Despite the best intentions a hip replacement will wear out, and surgery to reconstruct or replace the present hip replacement will become necessary. Subsequent surgery is referred to as revision surgery. Revision surgery is generally more complex than primary surgery because of scarring, bone loss, increased bleeding, and problems encountered with implant removal. As mentioned previously, revision surgery may become necessary for a variety of reasons. Infection, bone loss, and most commonly implant loosening. The focus of this discussion will be on the process of implant loosening referred to as aseptic loosening (meaning loosening not related to an infectious process).
Many of the early total hip replacements were fixed to the bone with a grouting material known as methylmetharylate more commonly referred to as bone cement. Over time this bone cement can weaken leading to cracks within the cement, and eventual implant loosening. Another common cause of ascetic loosening is the processes of bone resorption due to the inflammatory processes set up by the body’s immune responses to plastic wear particles. Aseptic loosening is more common in young heavy adults, who put increased stress across their hip joint. It is this increased force that leads to more rapid plastic wear, particle formation, and inflammatory bone loss. Another important mechanism leading to implant failure is improper implant position. Malposition of implants at primary surgery can increase the forces across the hip joint and eventually lead to failure.
It is important to remember that the process of failure can go on for many years without causing any pain. When enough bone loss has occurred, and the implants become loose, the patient will begin to feel pain. Generally if the acetabulum is loose the patient will have pain in the groin or buttock, and if the femoral component becomes loose the patient will experience pain radiating down the thigh.
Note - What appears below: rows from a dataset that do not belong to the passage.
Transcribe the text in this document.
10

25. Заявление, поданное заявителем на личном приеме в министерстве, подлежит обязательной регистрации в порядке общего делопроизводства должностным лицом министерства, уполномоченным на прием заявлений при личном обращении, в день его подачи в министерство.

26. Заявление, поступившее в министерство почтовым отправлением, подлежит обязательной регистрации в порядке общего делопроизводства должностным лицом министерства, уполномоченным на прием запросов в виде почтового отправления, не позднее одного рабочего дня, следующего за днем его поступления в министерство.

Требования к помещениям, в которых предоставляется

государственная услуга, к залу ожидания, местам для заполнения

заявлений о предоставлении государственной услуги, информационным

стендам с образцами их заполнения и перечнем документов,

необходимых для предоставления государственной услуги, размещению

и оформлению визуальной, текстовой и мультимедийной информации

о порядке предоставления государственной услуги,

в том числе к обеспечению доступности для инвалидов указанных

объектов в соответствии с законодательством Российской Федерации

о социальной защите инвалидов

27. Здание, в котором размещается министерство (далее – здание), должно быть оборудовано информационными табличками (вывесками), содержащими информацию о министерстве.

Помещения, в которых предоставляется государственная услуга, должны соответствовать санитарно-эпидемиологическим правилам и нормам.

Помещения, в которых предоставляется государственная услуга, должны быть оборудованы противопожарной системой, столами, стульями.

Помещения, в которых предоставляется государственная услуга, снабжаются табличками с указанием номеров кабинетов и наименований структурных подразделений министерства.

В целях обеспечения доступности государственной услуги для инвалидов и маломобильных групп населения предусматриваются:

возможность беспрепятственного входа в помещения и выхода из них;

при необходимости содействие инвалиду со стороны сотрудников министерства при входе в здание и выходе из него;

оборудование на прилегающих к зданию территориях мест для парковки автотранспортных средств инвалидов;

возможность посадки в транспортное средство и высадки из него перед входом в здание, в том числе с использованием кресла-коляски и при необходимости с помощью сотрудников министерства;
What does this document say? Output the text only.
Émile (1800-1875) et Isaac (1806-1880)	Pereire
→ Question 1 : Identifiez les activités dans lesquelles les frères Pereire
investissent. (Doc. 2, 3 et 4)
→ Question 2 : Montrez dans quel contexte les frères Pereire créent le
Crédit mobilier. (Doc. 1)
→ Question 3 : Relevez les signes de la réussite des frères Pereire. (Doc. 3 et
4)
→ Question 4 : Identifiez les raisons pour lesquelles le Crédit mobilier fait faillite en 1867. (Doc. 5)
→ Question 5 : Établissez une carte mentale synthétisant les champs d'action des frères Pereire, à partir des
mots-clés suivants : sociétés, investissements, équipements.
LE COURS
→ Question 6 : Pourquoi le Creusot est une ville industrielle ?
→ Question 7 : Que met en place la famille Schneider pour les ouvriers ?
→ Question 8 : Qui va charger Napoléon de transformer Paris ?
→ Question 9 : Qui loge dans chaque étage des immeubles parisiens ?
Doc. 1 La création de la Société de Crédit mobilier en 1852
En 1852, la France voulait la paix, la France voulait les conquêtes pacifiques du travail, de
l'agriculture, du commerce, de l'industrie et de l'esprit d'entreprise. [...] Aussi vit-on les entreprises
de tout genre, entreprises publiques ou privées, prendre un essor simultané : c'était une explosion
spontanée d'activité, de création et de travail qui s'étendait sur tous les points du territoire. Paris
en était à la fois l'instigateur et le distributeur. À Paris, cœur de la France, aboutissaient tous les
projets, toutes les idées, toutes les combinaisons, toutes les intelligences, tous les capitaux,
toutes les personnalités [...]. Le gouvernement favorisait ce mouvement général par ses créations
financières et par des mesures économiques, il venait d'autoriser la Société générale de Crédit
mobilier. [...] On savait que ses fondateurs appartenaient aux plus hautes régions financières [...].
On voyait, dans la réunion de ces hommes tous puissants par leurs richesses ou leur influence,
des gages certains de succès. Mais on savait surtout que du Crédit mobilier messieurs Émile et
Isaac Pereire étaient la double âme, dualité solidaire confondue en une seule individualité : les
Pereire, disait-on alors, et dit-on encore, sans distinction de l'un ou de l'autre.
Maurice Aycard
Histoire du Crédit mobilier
Often by the time symptoms have manifested there is extensive bone loss making revision surgery difficult. Again this scenario underscores the importance of close annual clinical and radiographic follow up. Conservative therapy is generally reserved for the patient who is asymptotic, has radiographic evidence of extensive plastic wear, little or nor bone loss, and stable components. If, however, follow-up reveals progressive bone loss a liner change and debridement of the bone loss areas is recommended. This early surgery on the asymptomatic patient removes the particle producing plastic liner and settles down the inflammatory response causing the bone loss. Another option for the asymptomatic patient with early bone loss and stable components is Fosamax. This medication is an inhibitor of Osteoporosis. Although it can be associated with GI discomfort early results suggest that it may prevent the progression of bone loss associated with the process of aseptic loosening.
In the unfortunate situation where there has been extensive bone loss and implant loosening, revision surgery becomes much more challenging. The revision surgeon needs to be well equipped with many surgical techniques allowing for successful reconstruction. A bone bank may be necessary for reconstruction. This bone is used as structural support for the new implants that are placed. Allograft is only used in the most severe of circumstances where the patients own bone is so badly destroyed that it is unable to support the new implants. Ninety percent of the time there is enough bone present that will allow a reconstruction without the need for allograft.
Revision surgery is only undertaken after thorough medical evaluation. Revision surgery compared to primary surgery is longer, requires more extensive exposure, is associated with more bleeding, and is also associated with higher infection and dislocation rates. Because of this the results of revision surgery in regards to patient satisfaction and pain is not as good as that associated with primary surgery. Postoperative the patient can expect to have more pain and have a longer rehabilitation period, the specifics of which depends on the extent and complexity of the surgical procedure. For example, if allograft has been used, healing between the host bone and allograft can take many months. This may necessitate an extended period of protected weight bearing.